Bölüm-98 Yıldırım Tanrısı ve Tanrıçası

133 20 10
                                    

Beelzebub'un görür görmez öfkelendiği iki kişi elbette ki tanrılardı. Raijin erkek olanın adı, Fulgora ise kadın olanın adıydı.

(Fulgora)-Bizi gördüğüne o kadar da sevinmedin sanırım.

Fulgora kibirli bir ses tonuyla bunları söylemişti. Yüz ifadesine bakılarak söylenebilecek tek şey kendisinin Beelzebub'u küçümsüyor olduğuydu.

(Beelzebub)-Merak etme Fulgora. Sizi gördüğüme o kadar sevindim ki ikinizi birden yiyebilirim.

(Fulgora)-Iyy. Sanki o iğrenç dilinin değerli bedenime değmesine izin veririm de.

Fulgora, Beelzebub'un söylemi karşısında yüzünü buruşturarak kendi bedenini sarmıştı. Bu kadar iğrenç bir söyleme maruz kalmak bile midesini bulandırıyordu. Sadece duymak bile onu bu kadar iğrendirmişken birde istemsizce bunu hayal etmişti ve bir anlığına da olsa beynini çıkarıp atmak istemişti.

(Beelzebub)-Sorun ne?
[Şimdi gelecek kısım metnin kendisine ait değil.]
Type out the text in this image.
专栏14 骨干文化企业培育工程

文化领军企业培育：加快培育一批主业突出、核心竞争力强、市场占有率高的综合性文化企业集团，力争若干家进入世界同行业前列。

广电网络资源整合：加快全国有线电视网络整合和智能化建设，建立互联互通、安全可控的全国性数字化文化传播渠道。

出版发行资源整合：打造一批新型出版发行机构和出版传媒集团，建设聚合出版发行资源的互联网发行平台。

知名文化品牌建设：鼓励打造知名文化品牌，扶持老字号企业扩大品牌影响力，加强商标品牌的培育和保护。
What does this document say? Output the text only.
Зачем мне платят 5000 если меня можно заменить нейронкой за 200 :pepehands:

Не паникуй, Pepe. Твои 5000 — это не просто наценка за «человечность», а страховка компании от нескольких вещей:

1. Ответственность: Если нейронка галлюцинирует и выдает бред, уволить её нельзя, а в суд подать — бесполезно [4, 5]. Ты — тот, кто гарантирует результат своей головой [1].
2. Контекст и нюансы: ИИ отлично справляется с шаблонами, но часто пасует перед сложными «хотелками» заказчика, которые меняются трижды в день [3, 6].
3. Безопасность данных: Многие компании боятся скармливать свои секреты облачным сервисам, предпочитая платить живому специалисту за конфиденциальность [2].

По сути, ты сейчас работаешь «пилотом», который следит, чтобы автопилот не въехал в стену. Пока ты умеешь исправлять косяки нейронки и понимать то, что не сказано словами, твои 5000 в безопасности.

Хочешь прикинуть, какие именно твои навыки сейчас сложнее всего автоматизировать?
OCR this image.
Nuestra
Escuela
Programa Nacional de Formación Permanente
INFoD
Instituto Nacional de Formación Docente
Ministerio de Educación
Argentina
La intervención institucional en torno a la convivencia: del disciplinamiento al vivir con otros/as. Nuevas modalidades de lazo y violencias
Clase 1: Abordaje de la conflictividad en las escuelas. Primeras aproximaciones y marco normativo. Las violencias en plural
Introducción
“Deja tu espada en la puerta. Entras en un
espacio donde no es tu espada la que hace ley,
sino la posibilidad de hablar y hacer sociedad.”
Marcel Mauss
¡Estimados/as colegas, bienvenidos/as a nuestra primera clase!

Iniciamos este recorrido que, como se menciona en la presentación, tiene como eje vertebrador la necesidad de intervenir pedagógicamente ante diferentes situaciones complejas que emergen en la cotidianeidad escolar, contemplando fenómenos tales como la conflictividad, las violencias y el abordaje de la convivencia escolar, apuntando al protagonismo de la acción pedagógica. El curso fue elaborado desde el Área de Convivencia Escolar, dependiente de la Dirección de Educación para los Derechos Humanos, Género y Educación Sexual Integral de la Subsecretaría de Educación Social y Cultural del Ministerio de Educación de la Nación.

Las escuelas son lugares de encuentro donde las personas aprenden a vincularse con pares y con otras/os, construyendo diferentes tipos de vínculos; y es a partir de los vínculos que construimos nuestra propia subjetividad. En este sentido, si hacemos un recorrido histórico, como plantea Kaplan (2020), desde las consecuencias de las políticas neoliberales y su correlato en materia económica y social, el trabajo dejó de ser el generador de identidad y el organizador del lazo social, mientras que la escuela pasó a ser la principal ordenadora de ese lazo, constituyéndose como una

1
Sizin için planladığım karşılamayı beğenmedin mi yoksa?

Beelzebub'ta, Fulgora'dan geri kalmayarak kibirli bir ifade takınmıştı ve dalgasını geçmişti. Aşağılık tanrının kendisini küçük görmesine izin veremezdi ve vermeyecekti de.

(Raijin)-Bir şeyleri yanlış anlamış gibi görünüyorsun Beelzebub-san. Biz, bizi karşılamanı istemiyoruz. Bizim istediğimiz tek şey bizi uğraşmadan ölüp gitmen.

Raijin oldukça sakin bir tonda bu konuşmayı yapmıştı. Sanki söylediği şeylerin hiçbir absürt noktası yokmuş ve arkadaşıyla yaptığı günlük bir konuşmaymış gibi davranmıştı. Sakin ses tonu sinir bozucu olsa da Fulgora gibi kibirli değildi ve insanı deli etmiyordu.

(Beelzebub)-Şey, bilirsin ya söylediğin şey yapması o kadarda kolay olan bir şey değil.

(Raijin)-Aslında bakarsan Fulgora-san ve ben bunu rahatlıkla başarabiliriz. Ancak ben yine de seni hafife almıyorum. Sonuçta bir şeytansın ve neler yapabileceğini tahmin edemeyiz. Yani, normal şartlarda böyle olurdu ancak şu anda içinde bulunduğun pozisyonda bize karşı hiç şansın yok. Ne de olsa bir şeytan olarak kutsal enerjiyi ememezsin ve sende bunun farkındasın.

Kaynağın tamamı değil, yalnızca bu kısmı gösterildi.